Acho que agora está acontecendo. Tem uma geração nova que se conhece. Entretanto, acho que ainda é muito pouco, porque temos uma amizade, mas muito pouco senso de classe profissional. Então, o que acontece? A gente não sabe se articular para manter esse mercado funcionando e daqui a pouco RuPaul’s Drag Race vai acabar, a modinha vai passar, e como é que a gente vai manter? Não tem. A gente precisa construir um mercado e pra isso a gente precisa ir ver o show das colegas, precisa criar os nossos próprios espaços, precisa saber negociar o cachê para não diminuir toda a categoria profissional.

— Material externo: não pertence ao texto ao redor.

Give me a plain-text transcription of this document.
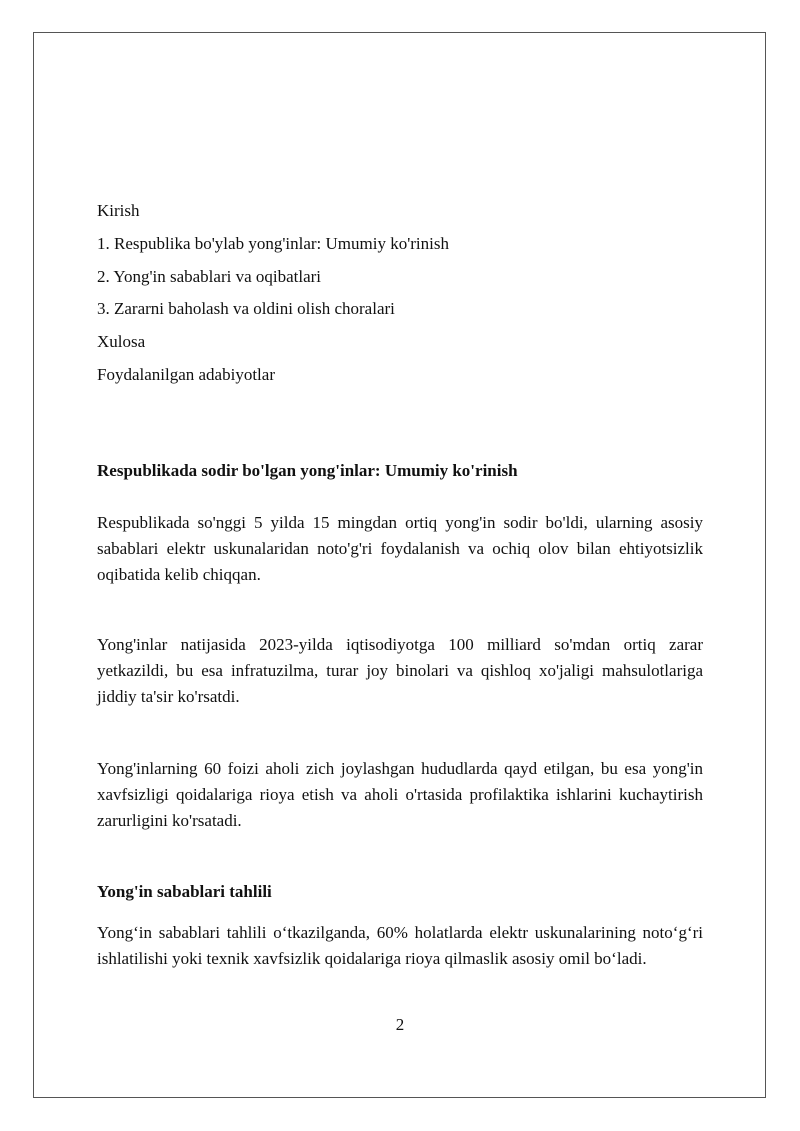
Kirish
1. Respublika bo'ylab yong'inlar: Umumiy ko'rinish
2. Yong'in sabablari va oqibatlari
3. Zararni baholash va oldini olish choralari
Xulosa
Foydalanilgan adabiyotlar
Respublikada sodir bo'lgan yong'inlar: Umumiy ko'rinish

Respublikada so'nggi 5 yilda 15 mingdan ortiq yong'in sodir bo'ldi, ularning asosiy sabablari elektr uskunalaridan noto'g'ri foydalanish va ochiq olov bilan ehtiyotsizlik oqibatida kelib chiqqan.

Yong'inlar natijasida 2023-yilda iqtisodiyotga 100 milliard so'mdan ortiq zarar yetkazildi, bu esa infratuzilma, turar joy binolari va qishloq xo'jaligi mahsulotlariga jiddiy ta'sir ko'rsatdi.

Yong'inlarning 60 foizi aholi zich joylashgan hududlarda qayd etilgan, bu esa yong'in xavfsizligi qoidalariga rioya etish va aholi o'rtasida profilaktika ishlarini kuchaytirish zarurligini ko'rsatadi.

Yong'in sabablari tahlili

Yong‘in sabablari tahlili o‘tkazilganda, 60% holatlarda elektr uskunalarining noto‘g‘ri ishlatilishi yoki texnik xavfsizlik qoidalariga rioya qilmaslik asosiy omil bo‘ladi.

2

Qual a sua opinião sobre as referências midiáticas contemporâneas brasileiras sobre o tema, como o Drag-se, Glitter e Academia de Drags, e sobre a nova geração drag?

Eu acho tudo muito importante, mesmo. Sou fã da Academia, não perco, acho o Drag-se muito foda. Eu sou uma pessoa mais velha que começou a trabalhar mais tarde no ramo, então, acabei começando um pouco antes da moda da RuPaul pegar. Eu vi a mudança no mercado que aconteceu por causa disso. Meu cachê dobrou. Então, eu tenho só a agradecer às bichas porque eu consegui trabalhar mais. Mas, por outro lado, sinto que tem uma grande parte da nova geração que é superdesinteressada em saber o que já aconteceu com esse universo. Voltando ao senso de comunidade, eu acho muito importante que essa comunidade englobe pessoas com grande experiência e bichas que estão começando agora, pra ter uma troca de qualidades. Por isso eu acho legal ter espaços que juntem diferentes gerações, diferentes segmentos, porque falta muito conhecimento histórico.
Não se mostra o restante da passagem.